Когда? Но ведь у нее нет никаких проблем, зачем ходить к врачу?
– Не помню.
– Год назад? Два?
– Да, что-то в этом роде, – соврала Сара.
– Что-то в этом роде, ну что вы делаете, я вас прошу, вы видите свою сестру, – сказала врач. – Не знаю, какие у вас отношения в семье, но факт, что никого с ней рядом не было перед началом операции, это для нее тоже ничего хорошего.
– Она ничего не сказала, – буркнула, пытаясь оправдаться, Сара.
– Да, понимаю, нам нелегко хвалиться, что с нами что-то не так. Она ведь не замужем, правда?
– Нет, – ответила Сара, и ей вдруг вспомнилась спина Петра в дверях два месяца тому назад.
– Жаль, в хорошем браке было бы легче через все это пройти. Но теперь у нее вы. Возвращайтесь к ней, ей необходимы близкие люди рядом.
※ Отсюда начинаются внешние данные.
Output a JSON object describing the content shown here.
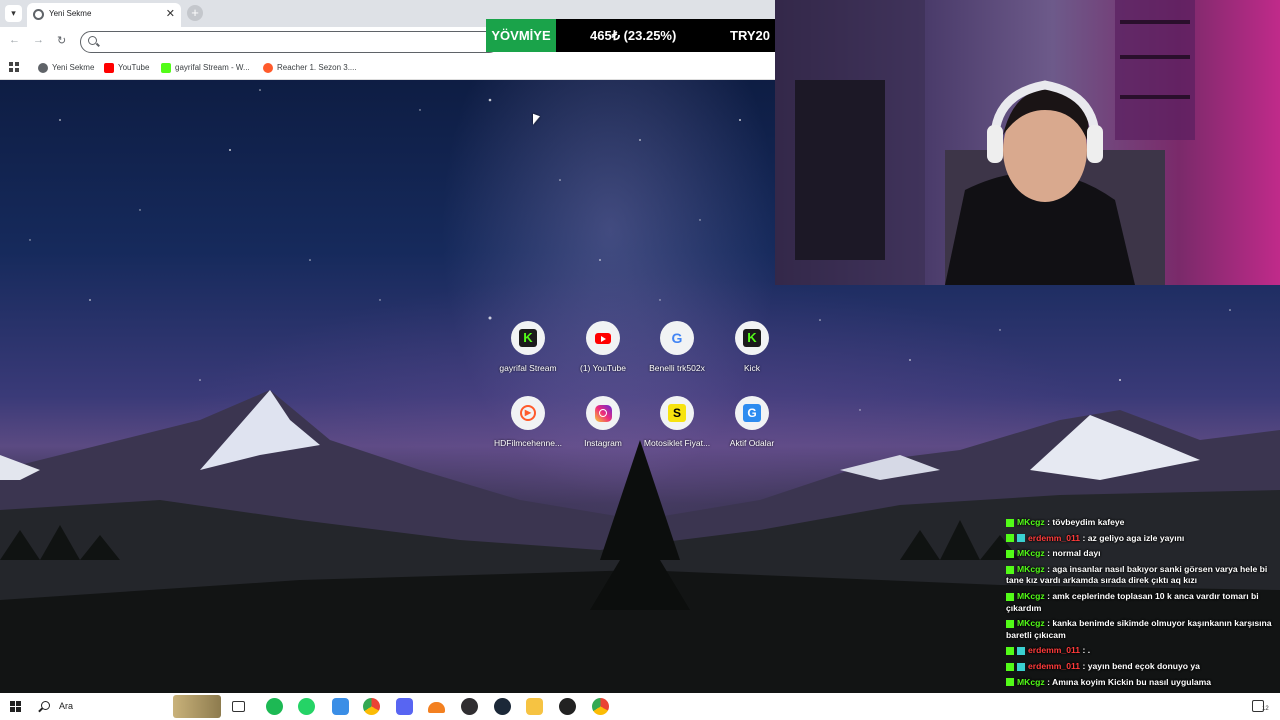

Сара вышла в коридор и расправила плечи. Как она могла быть такой невнимательной? Она все исправит, она не безнадежная эгоистка. И подумать только, она беспрестанно откровенничала с Магдой по поводу ребенка, а Магда ее покорно выслушивала, как это должно быть страшно, ведь она узнала о раке уже какое-то время назад. Но Магда ее сбила этими дурацкими свиданками, она так дала себя обмануть!
Какой-нибудь интеллигентной женщине хватило бы одним глазком на все это взглянуть, ясное дело, только не ей, чтобы понять: Магда это делает все из-за отчаяния, а не по зову сердца. Тупая ты, Сара, как валенок, – сказала она себе твердо. Теперь она вернется и будет сидеть при ней, не позволит ей гонять в голове всякие глупые мысли. Ведь жизнь прекрасна вне зависимости от того, что в ней происходит.
Когда она вернулась в палату, Магда спала. Из очередной капельницы медленно сочилась прозрачная жидкость. Она посмотрела на часы, было семь часов. Магда пошевелилась.
– Магдуся, это я, – наклонилась она над больной.
– Ты еще здесь?
– Да, но я должна идти на радио. Я сегодня вечером там одна. Я должна. Приду завтра с самого утра. Принесу тебе что-нибудь хорошего, не переживай. И мы будем с тобой вместе.
– Это хорошо, – прошептала Магда. – Но мне ничего не надо… Я не могу есть…
Сказать ей, что я разговаривала с доктором, или лучше не надо? Сара решила ничего не скрывать.
– Врач меня приняла за твою сестру.
– Это хорошо… Это хорошо, – еще раз повторила Магда.
– Приду завтра, – пообещала Сара.
И тихо вышла из палаты номер три.
Я в лесу
В магазине обуви на углу Неземской и Кренглиньской продавщица Аннета Клыз сидела камнем, хотя сидеть во время работы было нельзя. Из приемника, который она проносила тайком от начальницы, звучали тихие слова незнакомки.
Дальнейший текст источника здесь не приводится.